Remember when you finished high school? It was your first taste of how life calls on you to make decisions that don’t involve your friends. You realised that friendship is not necessarily forever. Pacts made about pursuing the same careers don’t work out. You realised that driving a Ferrari is easier said than bought. Your future was not as sparkly as it seemed when you wore uniform. Just like when you scribbled signatures, messages and penis drawings on your school shirt on the last day of high school. Just like back then, the time has come again for you to redefine yourself.
If you were born in the 80’s then you should be between 25 and 35 years or so. The club scene is now becoming a distant doof doof and dancing in a ‘sekele’ is not life anymore. The hangovers are murder and you Roux the night before because you took way to many shot, most probably leaving the bathroom a mess. You have some decisions to make. Decisions that can’t be Indaba’d via group chat with all your friends throwing in their two cents.
Who are we now? I am going to be more specific – who are we now as the current black generation? Why am I bringing race into it? I’ll explain later.
Allow me to make a farfetched analogy. When Lupita Nyong’o won an Oscar, the intoxicating hype that followed was quiet a spectacle to behold. Throughout the ocean of press, pics and the lump of pride in the throat, something kept nagging me. I watched 12 Years A Slave. As an actress, miss Nyong’o deserved every ounce of that little gold dude. The adopted role she picked up as now the proverbial ambassador of dark skinned girls was also interesting. This also, I believed, she embodied and took into her petit stride. You know what was nagging me? Remember when Alek Wek won Face of Africa? Remember how many black people were like….hmm…ok…cool. The presentation of her as the ultimate image of black beauty needed some salt to swallow or something. It had nothing to do with her being dark skinned. As South Africans, images of the glittering eyes of Basetsana Makgalemele accepting the crown were still fresh in our minds. What the western money machine was pinning up was different from our understanding.
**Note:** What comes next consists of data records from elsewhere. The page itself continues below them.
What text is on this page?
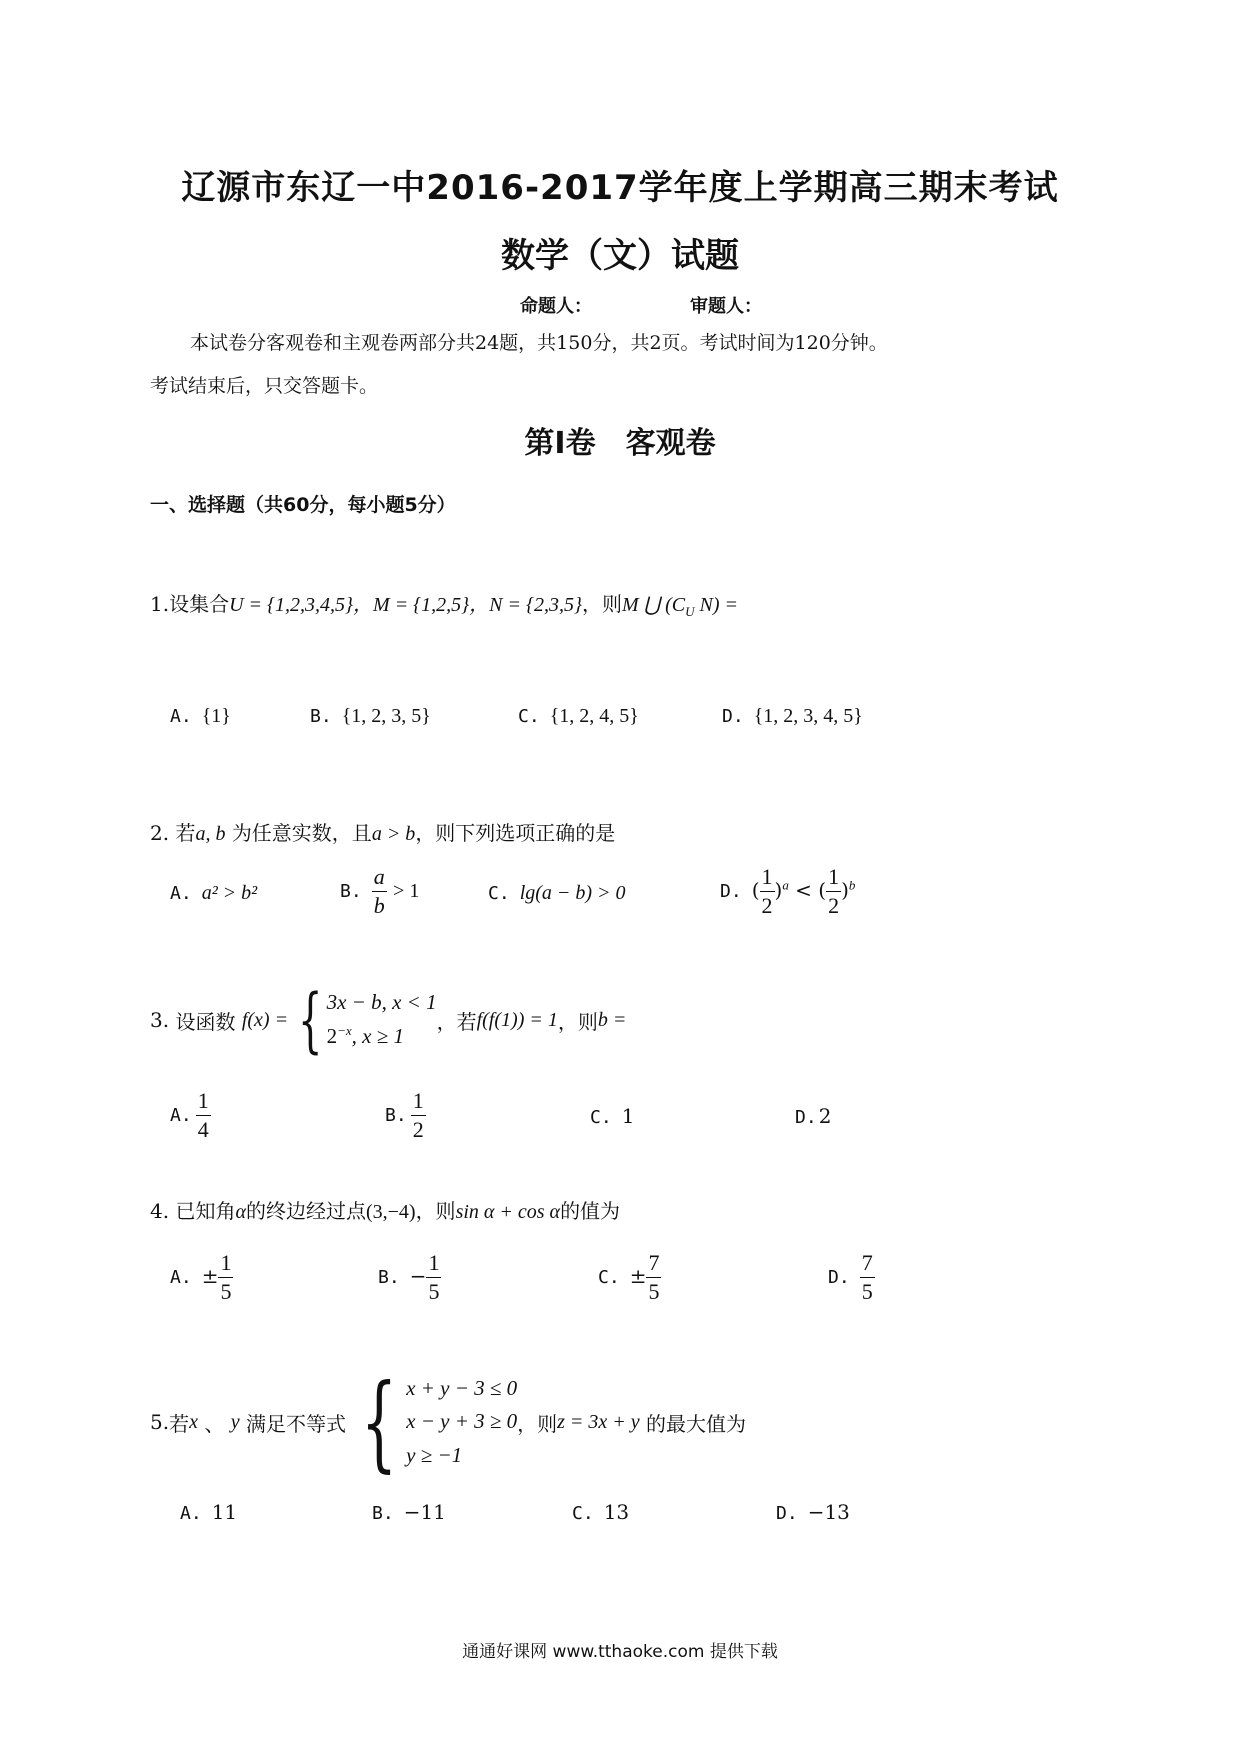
辽源市东辽一中2016-2017学年度上学期高三期末考试
数学（文）试题
命题人：	审题人：
本试卷分客观卷和主观卷两部分共24题，共150分，共2页。考试时间为120分钟。
考试结束后，只交答题卡。
第Ⅰ卷　客观卷
一、选择题（共60分，每小题5分）
1.设集合U = {1,2,3,4,5}，M = {1,2,5}，N = {2,3,5}，则M ⋃ ($C_U$ N) =
A. {1}	B. {1, 2, 3, 5}	C. {1, 2, 4, 5}	D. {1, 2, 3, 4, 5}
2. 若a, b 为任意实数，且a > b，则下列选项正确的是
A. a² > b²	B. $\frac{a}{b} > 1$	C. lg(a − b) > 0	D. ( $\frac{1}{2} )^a$ < ( $\frac{1}{2} )^b$
3.
设函数
f(x) = { 3x − b, x < 1
$2^{-x}$, x ≥ 1
，若 f(f(1)) = 1 ，则 b =
A. $\frac{1}{4}$	B. $\frac{1}{2}$	C. 1	D. 2
4. 已知角α的终边经过点(3,−4)，则sin α + cos α的值为
A. ± $\frac{1}{5}$	B. − $\frac{1}{5}$	C. ± $\frac{7}{5}$	D. $\frac{7}{5}$
5. 若 x
、
y
满足不等式 { x + y − 3 ≤ 0
x − y + 3 ≥ 0
y ≥ −1
，则 z = 3x + y
的最大值为
A. 11	B. −11	C. 13	D. −13
通通好课网 www.tthaoke.com 提供下载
What’s my point? The metaphoric effigy of Alek Wek was “given” to us. We were told that this how a black woman should for her to be deemed beautiful by the “world”. Lupita Nyong’o “created” herself. Before her role as Patsy, she was a hardworking actress and director with a solid career.
Where am I going with this? As a generation, there are many “identities” that we have been given. There are “norms” we’ve been told we must uphold. These identities and norms usually have very little to do with how we see ourselves.
We are expected to carry on with the vision laid out by the “struggle generation”. They died for us. So we must live our lives according to the philosophies for which they died. Or must we?
We live a double life. One, we are these educated and upwardly mobile go getters living in technological global village. Two, we are those who have to work twice as hard to sit in the restaurant that Oscar fired a gun in. We are those who know that, had he been you, you’d be in jail. This very “knowing”, we were given as part of the identity we have to carry. To know that even if you are a well-respected “somebody”, fire a gun in a crowded restaurant, even accidentally, in that very moment you’d just be scumbag Maleven. It is with this knowledge we have been taught to ‘know our place’.